# c.1952 L. Ephgrave No.1 Gentlemans Racing Bicycle.



## Tim Gunn (Apr 3, 2014)

For Sale. Restored some time ago to a high standard and used little since for only short runs. The 1952 Ephgrave No.1 racing bicycle is a very handsome bicycle indeed. Beautiful dark red and ivory paintwork with the famous No.1 lugwork. Reynolds 531 tubing to the 23.1/2" frame. Specifications as follows.

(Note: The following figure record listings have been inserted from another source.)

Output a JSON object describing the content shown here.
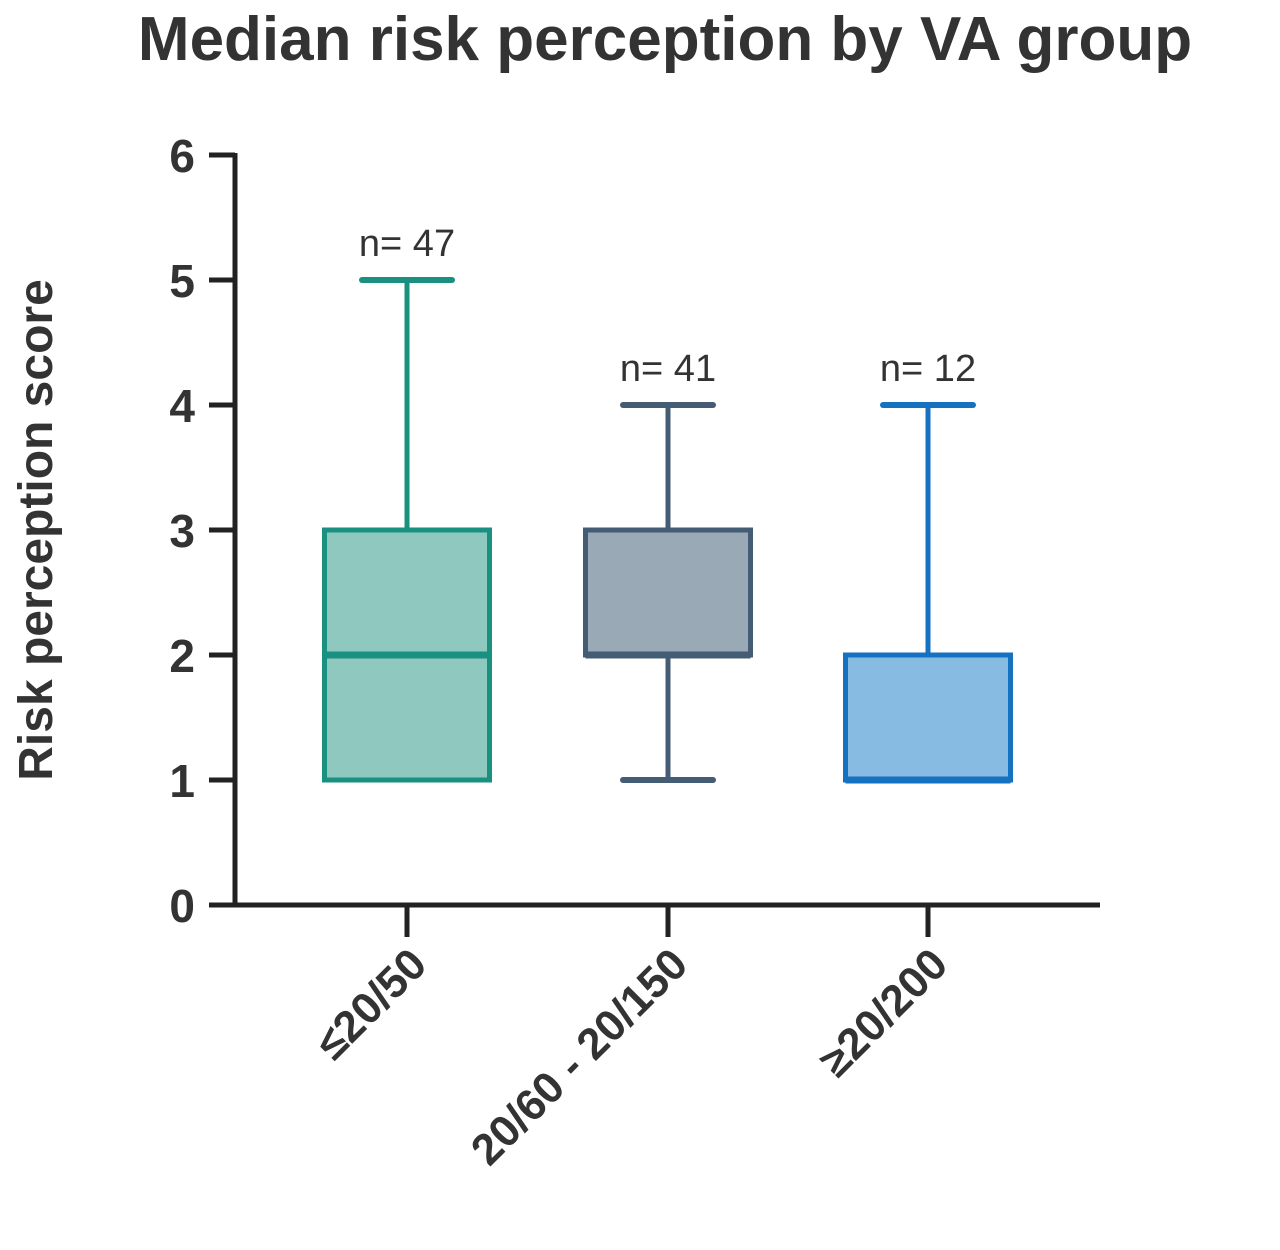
{
  "chart_data": {
    "type": "box",
    "title": "Median risk perception by VA group",
    "xlabel": "",
    "ylabel": "Risk perception score",
    "ylim": [
      0,
      6
    ],
    "yticks": [
      "0",
      "1",
      "2",
      "3",
      "4",
      "5",
      "6"
    ],
    "grid": false,
    "categories": [
      "≤20/50",
      "20/60 - 20/150",
      "≥20/200"
    ],
    "series": [
      {
        "category": "≤20/50",
        "n_label": "n= 47",
        "min": 1,
        "q1": 1,
        "median": 2,
        "q3": 3,
        "max": 5,
        "stroke": "#1a9080",
        "fill": "#8ec8bf"
      },
      {
        "category": "20/60 - 20/150",
        "n_label": "n= 41",
        "min": 1,
        "q1": 2,
        "median": 2,
        "q3": 3,
        "max": 4,
        "stroke": "#445c74",
        "fill": "#9aa9b6"
      },
      {
        "category": "≥20/200",
        "n_label": "n= 12",
        "min": 1,
        "q1": 1,
        "median": 1,
        "q3": 2,
        "max": 4,
        "stroke": "#1472c0",
        "fill": "#88bbe2"
      }
    ]
  }
}
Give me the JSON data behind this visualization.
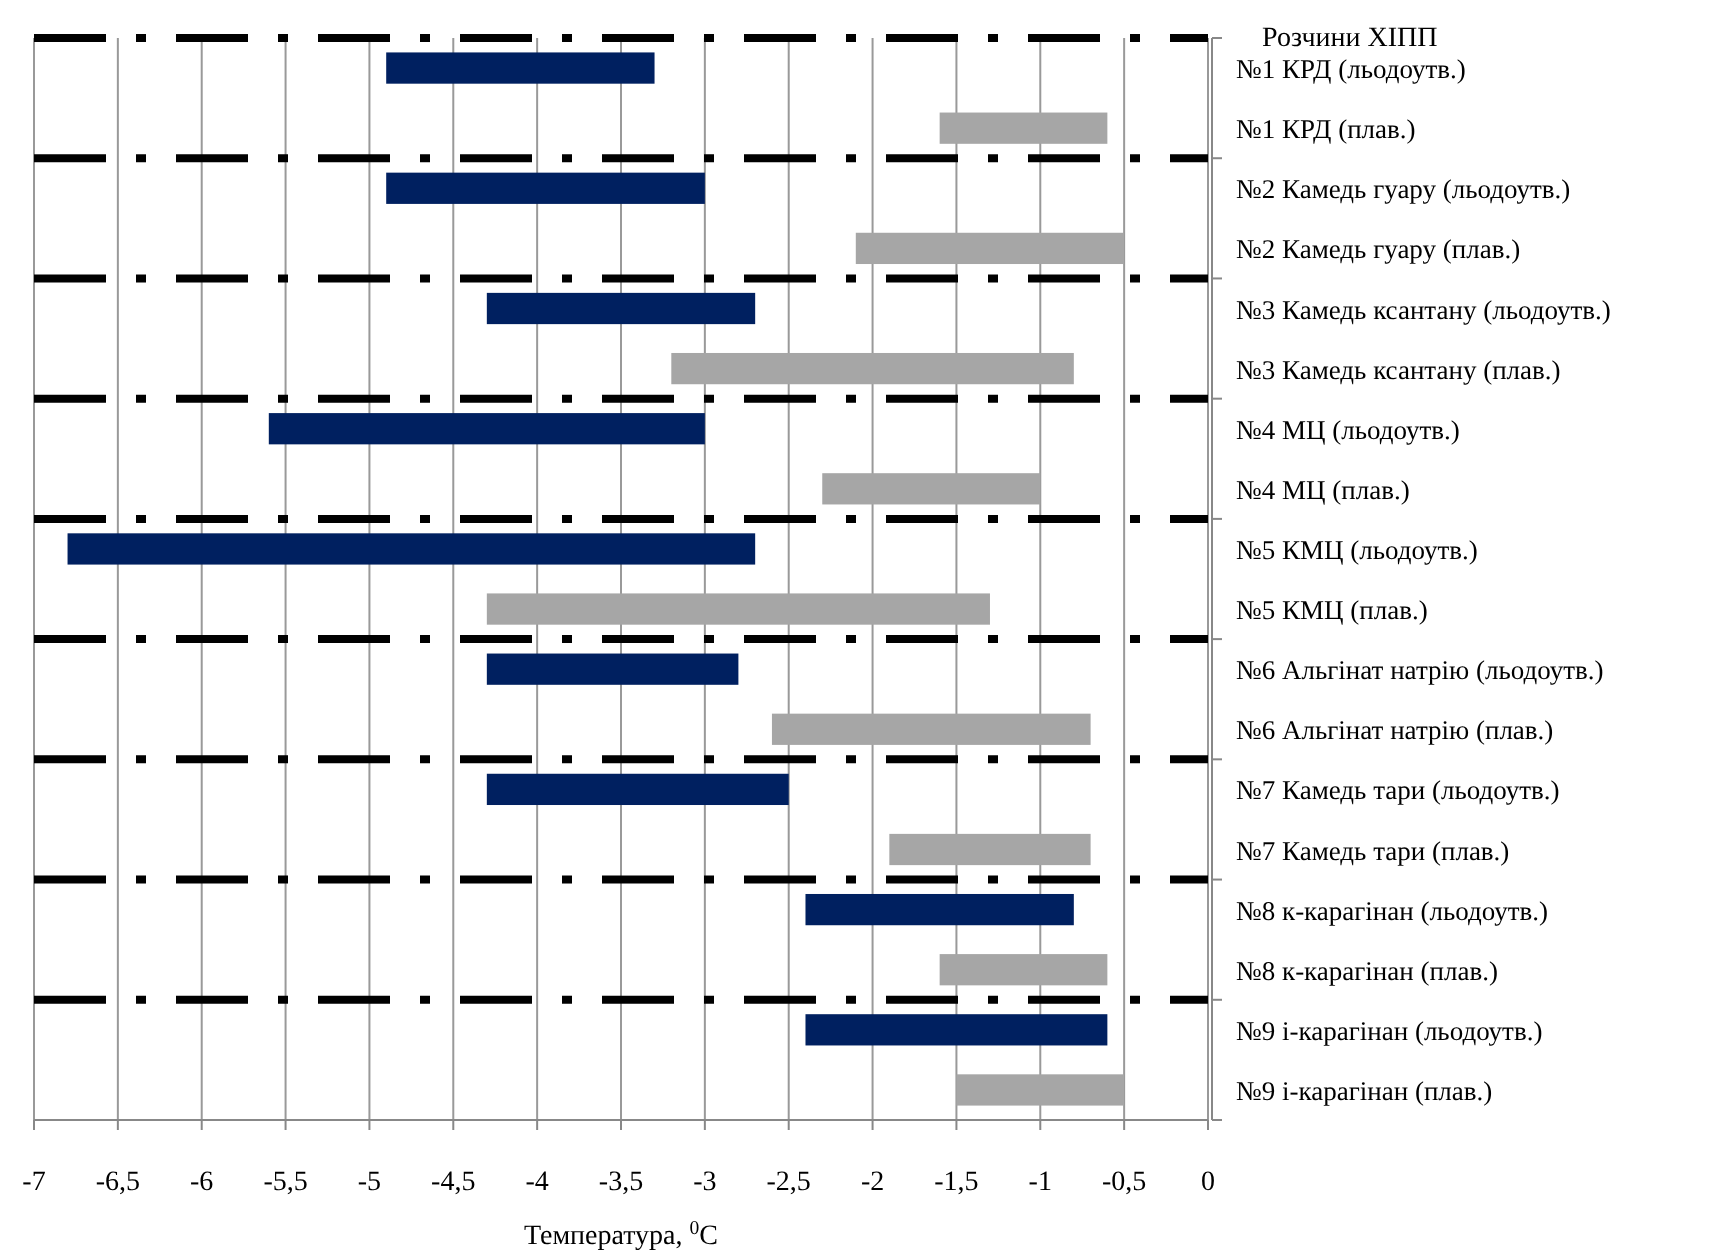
{
  "chart_data": {
    "type": "bar",
    "orientation": "horizontal",
    "xlabel": "Температура, $^{0}$С",
    "ylabel": "Розчини ХІПП",
    "categories": [
      "№1 КРД (льодоутв.)",
      "№1 КРД (плав.)",
      "№2 Камедь гуару (льодоутв.)",
      "№2 Камедь гуару (плав.)",
      "№3 Камедь ксантану (льодоутв.)",
      "№3 Камедь ксантану (плав.)",
      "№4 МЦ (льодоутв.)",
      "№4 МЦ (плав.)",
      "№5 КМЦ (льодоутв.)",
      "№5 КМЦ (плав.)",
      "№6 Альгінат натрію (льодоутв.)",
      "№6 Альгінат натрію (плав.)",
      "№7 Камедь тари (льодоутв.)",
      "№7 Камедь тари (плав.)",
      "№8 к-карагінан (льодоутв.)",
      "№8 к-карагінан (плав.)",
      "№9 і-карагінан (льодоутв.)",
      "№9 і-карагінан (плав.)"
    ],
    "base": [
      -4.9,
      -1.6,
      -4.9,
      -2.1,
      -4.3,
      -3.2,
      -5.6,
      -2.3,
      -6.8,
      -4.3,
      -4.3,
      -2.6,
      -4.3,
      -1.9,
      -2.4,
      -1.6,
      -2.4,
      -1.5
    ],
    "values": [
      1.6,
      1.0,
      1.9,
      1.6,
      1.6,
      2.4,
      2.6,
      1.3,
      4.1,
      3.0,
      1.5,
      1.9,
      1.8,
      1.2,
      1.6,
      1.0,
      1.8,
      1.0
    ],
    "colors": [
      "#002060",
      "#a6a6a6",
      "#002060",
      "#a6a6a6",
      "#002060",
      "#a6a6a6",
      "#002060",
      "#a6a6a6",
      "#002060",
      "#a6a6a6",
      "#002060",
      "#a6a6a6",
      "#002060",
      "#a6a6a6",
      "#002060",
      "#a6a6a6",
      "#002060",
      "#a6a6a6"
    ],
    "xlim": [
      -7,
      0
    ],
    "xticks": [
      -7,
      {
        "value": -6.5,
        "label": "-6,5"
      },
      -6,
      {
        "value": -5.5,
        "label": "-5,5"
      },
      -5,
      {
        "value": -4.5,
        "label": "-4,5"
      },
      -4,
      {
        "value": -3.5,
        "label": "-3,5"
      },
      -3,
      {
        "value": -2.5,
        "label": "-2,5"
      },
      -2,
      {
        "value": -1.5,
        "label": "-1,5"
      },
      -1,
      {
        "value": -0.5,
        "label": "-0,5"
      },
      0
    ],
    "grid": true
  }
}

Frame 	23½"  -  Frame No. LE 1716 – (1952) No 1 lugs - Finish maroon with cream head and seat tube - lugs lined in gold - oval forks - Simplex rear ends
Chainstays 17½" - Wheelbase 41½"
Wheels 	Airlite large flange hubs - 32/40 - rear gear/fixed - 15/17 double butted spokes - Dunlop light alloy HP rims 27 x 1¼ - Continental Supersport tyres
Chainset 	Stronglight cottered fluted cranks with TA alloy double ring 44/48
Pedals 	Chater Lea with Sportsman adjustable toeclips and Binda straps
Gears 	Rear: Benelux five-speed, double-roller with Benelux down-tube lever. Front: Benelux rod-operated changer. Simplex 5-speed 14-24 block
Brakes 	GB 'Coureur' hiduminium brakes
Stem/Bars 	GB alloy 4½" (11.5cm) with Alloy Maes bars 15" (38cm)
Headset 	Stronglight Competition
Saddle 	Brooks B17 Swallow
Extras 	Short alloy guards. 

Altogether a nice early 50's racing/ touring bicycle from this well sort after and respected maker.

Price: £1350.00

More details can be found here.


----------



## fat tire trader (Apr 4, 2014)

Nice Bike! This is not the for sale section, you should repost your ad in the for sale section as well as convert the asking price into ounces of gold or useless dollar$.


----------



## mre straightbar (Apr 4, 2014)

*I heard bicycling is coming up*

I think it's doomed already though


----------



## mre straightbar (Apr 4, 2014)

*bitcoin bitcoin*

Bitcoin Christ I hate auto correct


----------